I'll start working on Retrouvailles!

Minggu, 15 Juni 2014
Retrouvailles?
You may never heard of it.
Well, it is actually one of my "impromptu" story that has been occupying my mind for the last few years.

Sebenarnya Retrouvailles ini bukan cerita yang bagus, sarat makna atau earth-shattering karena, maaf yaaaaa, saya membuat cerita ini tidak dimulai dari bikin kerangka, character development, perhitungan alur atau semacamnya :(
Cerita ini murni muncul bersamaan dengan gerak jari saya saat mengetik di atas laptop.
Sesungguhnya ini adalah cara yang benar-benar-teramat-sangat tidak direkomendasikan.
Karena apa? Cerita kamu kemungkinan besar akan jadi berantakan, ke mana-mana dan tidak berbobot.
Ada pengaruh yang datangnya dari pikiran gila kamu, ada yang dari sinetron yang barusan kamu tonton, ada juga yang datangnya tanpa alasan.
Tau cerita sinetron? Ya, kurang lebih semacam itu.
Majuuuu aja. Nggak ada twist atau sesuatu apapun yang mampu mengejutkan pembaca di akhir cerita.
Saat saya iseng menceritakan isi cerita Retrouvailles kepada orang terdekat saya, dia pun terbahak.
Katanya, cerita ini terlalu menggelikan.
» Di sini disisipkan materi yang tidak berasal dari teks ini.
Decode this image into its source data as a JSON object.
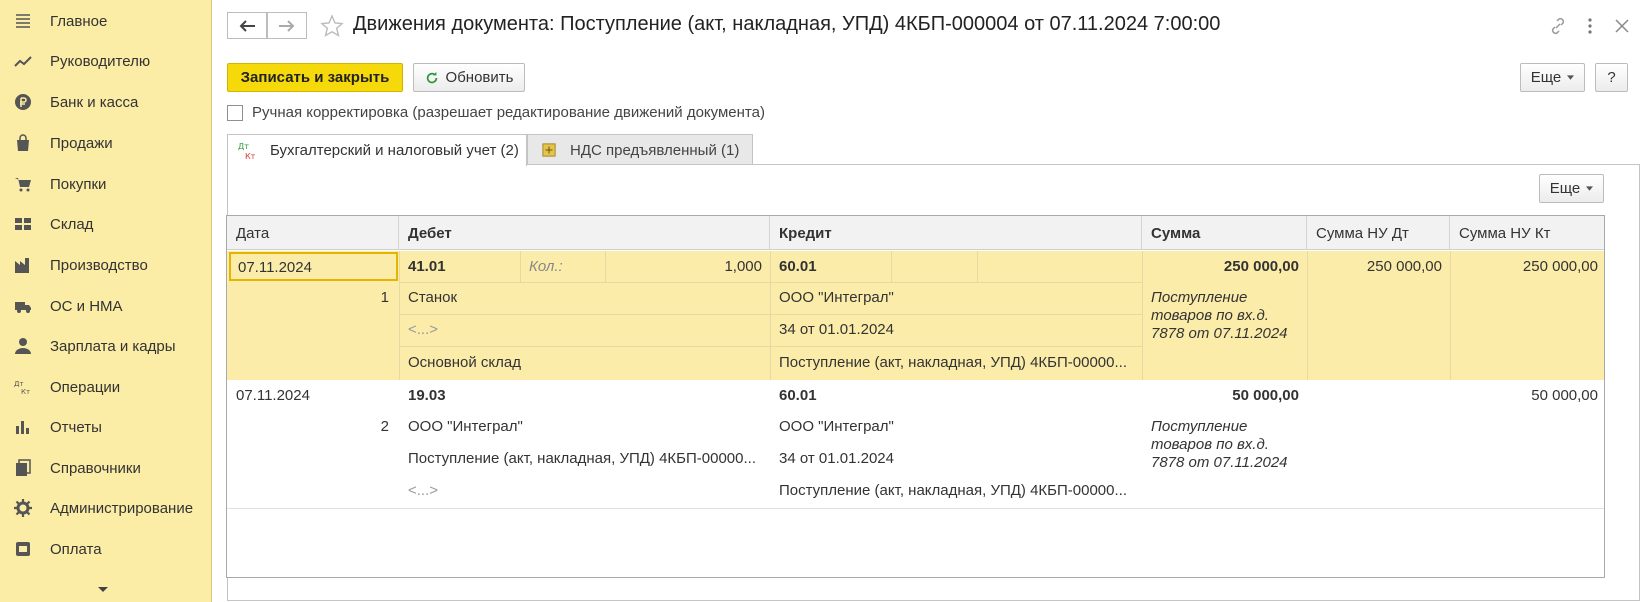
{
  "sidebar": {
    "items": [
      {
        "label": "Главное",
        "icon": "menu-icon"
      },
      {
        "label": "Руководителю",
        "icon": "trend-icon"
      },
      {
        "label": "Банк и касса",
        "icon": "ruble-icon"
      },
      {
        "label": "Продажи",
        "icon": "bag-icon"
      },
      {
        "label": "Покупки",
        "icon": "cart-icon"
      },
      {
        "label": "Склад",
        "icon": "warehouse-icon"
      },
      {
        "label": "Производство",
        "icon": "factory-icon"
      },
      {
        "label": "ОС и НМА",
        "icon": "truck-icon"
      },
      {
        "label": "Зарплата и кадры",
        "icon": "person-icon"
      },
      {
        "label": "Операции",
        "icon": "dt-kt-icon"
      },
      {
        "label": "Отчеты",
        "icon": "bar-chart-icon"
      },
      {
        "label": "Справочники",
        "icon": "books-icon"
      },
      {
        "label": "Администрирование",
        "icon": "gear-icon"
      },
      {
        "label": "Оплата",
        "icon": "payment-icon"
      }
    ]
  },
  "header": {
    "title": "Движения документа: Поступление (акт, накладная, УПД) 4КБП-000004 от 07.11.2024 7:00:00"
  },
  "toolbar": {
    "save_close": "Записать и закрыть",
    "refresh": "Обновить",
    "more": "Еще",
    "help": "?"
  },
  "checkbox": {
    "label": "Ручная корректировка (разрешает редактирование движений документа)"
  },
  "tabs": [
    {
      "label": "Бухгалтерский и налоговый учет (2)",
      "icon_text": "Дт Кт"
    },
    {
      "label": "НДС предъявленный (1)"
    }
  ],
  "panel": {
    "more": "Еще"
  },
  "table": {
    "headers": [
      "Дата",
      "Дебет",
      "Кредит",
      "Сумма",
      "Сумма НУ Дт",
      "Сумма НУ Кт"
    ],
    "records": [
      {
        "date": "07.11.2024",
        "num": "1",
        "debit_account": "41.01",
        "qty_label": "Кол.:",
        "qty": "1,000",
        "debit_sub1": "Станок",
        "debit_sub2": "<...>",
        "debit_sub3": "Основной склад",
        "credit_account": "60.01",
        "credit_sub1": "ООО \"Интеграл\"",
        "credit_sub2": "34 от 01.01.2024",
        "credit_sub3": "Поступление (акт, накладная, УПД) 4КБП-00000...",
        "sum": "250 000,00",
        "content": "Поступление товаров по вх.д. 7878 от 07.11.2024",
        "content_lines": [
          "Поступление",
          "товаров по вх.д.",
          "7878 от 07.11.2024"
        ],
        "nu_dt": "250 000,00",
        "nu_kt": "250 000,00"
      },
      {
        "date": "07.11.2024",
        "num": "2",
        "debit_account": "19.03",
        "debit_sub1": "ООО \"Интеграл\"",
        "debit_sub2": "Поступление (акт, накладная, УПД) 4КБП-00000...",
        "debit_sub3": "<...>",
        "credit_account": "60.01",
        "credit_sub1": "ООО \"Интеграл\"",
        "credit_sub2": "34 от 01.01.2024",
        "credit_sub3": "Поступление (акт, накладная, УПД) 4КБП-00000...",
        "sum": "50 000,00",
        "content_lines": [
          "Поступление",
          "товаров по вх.д.",
          "7878 от 07.11.2024"
        ],
        "nu_dt": "",
        "nu_kt": "50 000,00"
      }
    ]
  },
  "colors": {
    "sidebar_bg": "#fbeca6",
    "primary_button": "#f6d90b",
    "selected_row": "#fbeda9"
  }
}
Dia pun menuding cara saya menulis yang memang kurang benar.
Dia ada benarnya.
Bukan,
Dia benar!
Tapi sungguh, bagi saya, bikin novel ngawur (atau bahasa agak kerennya, novel impromptu) adalah cara paling jitu untuk melepas stres.
Tidak bolehkah seseorang menulis cerita untuk melepas stres?
Ya boleh, kata teman saya, tapi tidak untuk dijual atau dibaca orang. 
Kau merenggut waktu mereka yang berharga untuk membaca sampah yang kau tulis. 
Sudah begitu, kau rebut pula uang mereka. 
Dia ada benarnya.
Bukan,
Dia benar!

Setelah beberapa kali membaca ulang Retrouvailles, saya mulai sadar betapa novel satu ini tidak layak baca apalagi diterbitkan.
Tapi, yah, mengingat halamannya sudah cukup banyak, dan saya cukup sedih melihatnya terpuruk sepi di salah satu dari berjuta tumpukan folder di laptop saya, saya memutuskan untuk segera mendandaninya dan menawarkannya kepada siapapun yang bersedia meminangnya lewat penyedia self-publishing yang akan saya kabari secepatnya bila novel benar-benar sudah jadi.
Siapapun itu peminangnya, saya tidak mengharap lebih darinya.
Saya tidak bisa memaksanya untuk meminang seseorang yang tidak punya apa-apa.
Cantik tidak, kaya pun tidak.
Dia hanya ada.
Such a sad existence, I know, but it's even sadder if I just threw it in the garbage.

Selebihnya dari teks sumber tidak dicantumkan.